Jemma Mary Brett, Zoology BSc, class of 2016

  • What do you enjoy most about your course?

"The modules are diverse, ranging from molecular to organismal, which provides a thorough grounding in the study of the life sciences. All of the lecturers are very knowledgeable and are always happy to answer questions."

  • What's it like being a student in London?

"It's great to be a zoology student in London as you are able to visit places that are close by such as: ZSL London Zoo, Richmond Park and the Natural History Museum, to name but a few."

  • What do you think of the services at QMUL?

"The facilities on campus are excellent; there are quiet study areas within the library and also separate rooms for completing group work. The library stocks a wide range of books both on the shelves and electronically. The School of Biological and Chemical Sciences has several laboratories which are fully equipped and modern which is great for when you have sessions in the lab."

  • How do you think your QMUL qualification will help your future career?

"After I finish my degree at QMUL, my ultimate goal is to study Graduate Veterinary Medicine.

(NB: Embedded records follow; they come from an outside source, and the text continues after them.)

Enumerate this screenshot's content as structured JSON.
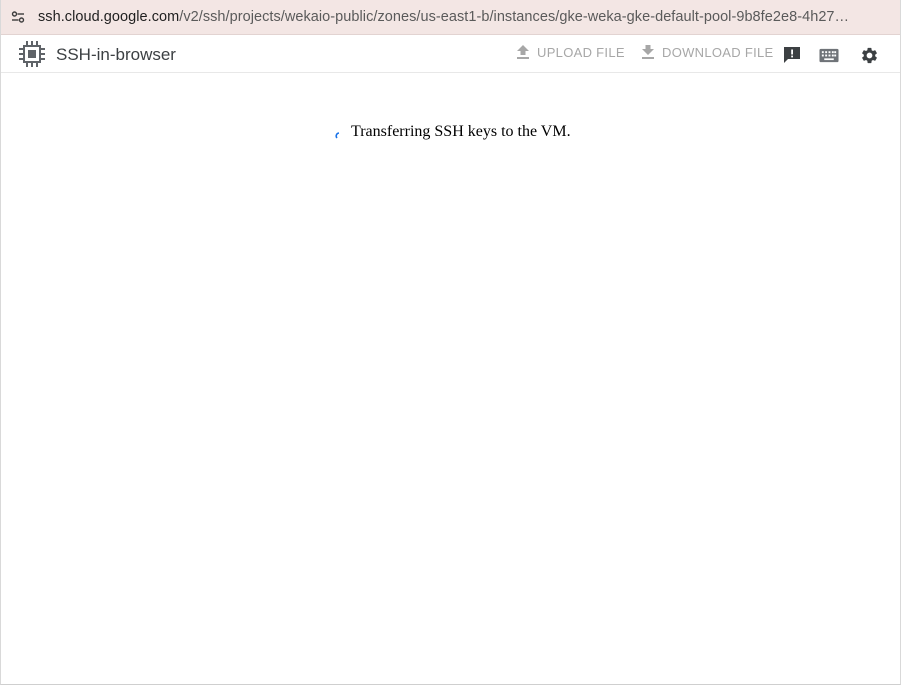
{
  "browser": {
    "url_host": "ssh.cloud.google.com",
    "url_path": "/v2/ssh/projects/wekaio-public/zones/us-east1-b/instances/gke-weka-gke-default-pool-9b8fe2e8-4h27…"
  },
  "toolbar": {
    "title": "SSH-in-browser",
    "upload_label": "UPLOAD FILE",
    "download_label": "DOWNLOAD FILE"
  },
  "content": {
    "status_text": "Transferring SSH keys to the VM."
  },
  "colors": {
    "url_bar_bg": "#f3e6e4",
    "disabled_text": "#a7a7a7",
    "icon_dark": "#3c4043",
    "spinner": "#1a73e8"
  },
  "icons": {
    "site_info": "tune-icon",
    "app_logo": "chip-icon",
    "upload": "upload-icon",
    "download": "download-icon",
    "feedback": "feedback-icon",
    "keyboard": "keyboard-icon",
    "settings": "gear-icon"
  }
}
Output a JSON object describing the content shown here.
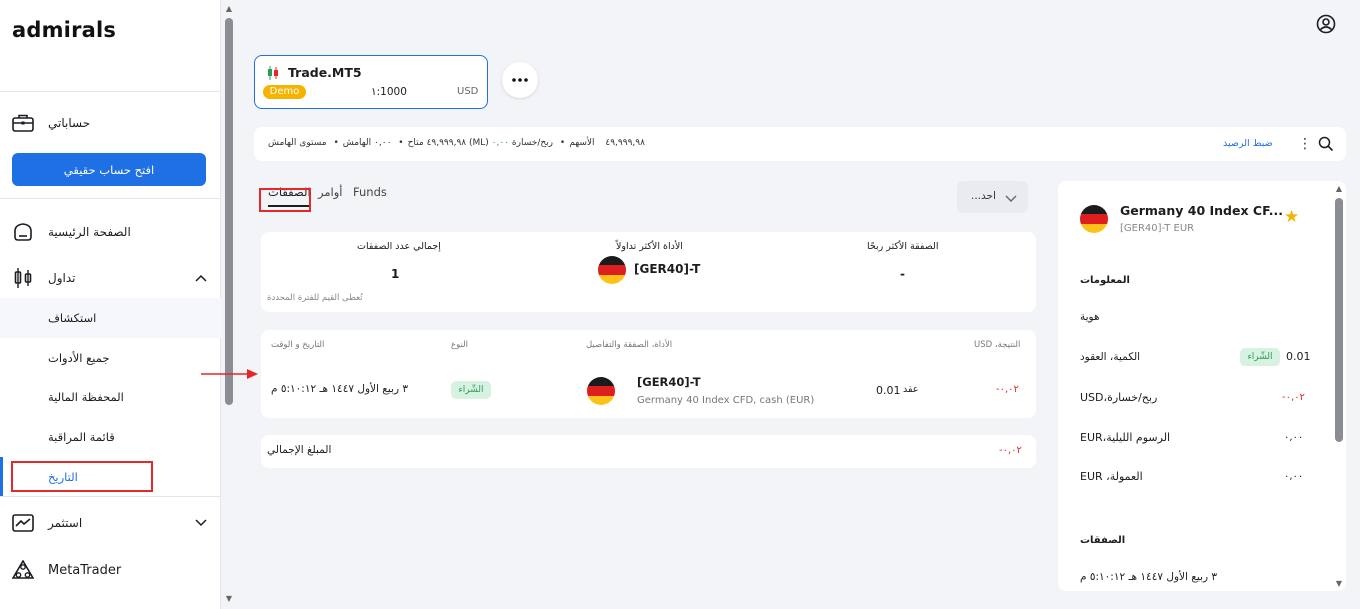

I feel confident as QMUL has given me a good grounding in the life sciences. Coming to QMUL has been the best decision that I have ever made."


Constance Flora Chapman, Zoology BSc, class of 2017

  • What do you enjoy most about your course?

"My degree has taught me things that will help me in the future, especially experience of fieldwork that will help me stand out against other candidates.  I feel like QMUL really takes into consideration not just teaching you all the basic science knowledge you need to go into your career, but also gives you the opportunity to really know what your career could involve on a practical level."

  • What's it like being a student in London?

"Everything is on your doorstep; you're surrounded by so many resources that can really help in your degree, from the range of libraries and museums and labs, to simply just experiencing the hustle and bustle of London life."

  • What do you think of the services at QMUL?

"The labs in the SBCS building are all very snazzy; all seem to have very up to date equipment and endless supplies for the experiments that we do."

  • How do you think your QMUL qualification will help your future career?

"QMUL really does give you opportunities and compulsory parts of your degree that are going to make you stand out - the little life lessons that really start making you think about your career path and let you test the waters of different scientific career paths."

  • What do you enjoy most about your course?

"There are a lot of lecturers that really value your opinion and working alongside you. They always take your questions into account and find a way to get the message across. So many of them will go out of their way to help you and guide you and that is so important for young people who are trying find their way in the world."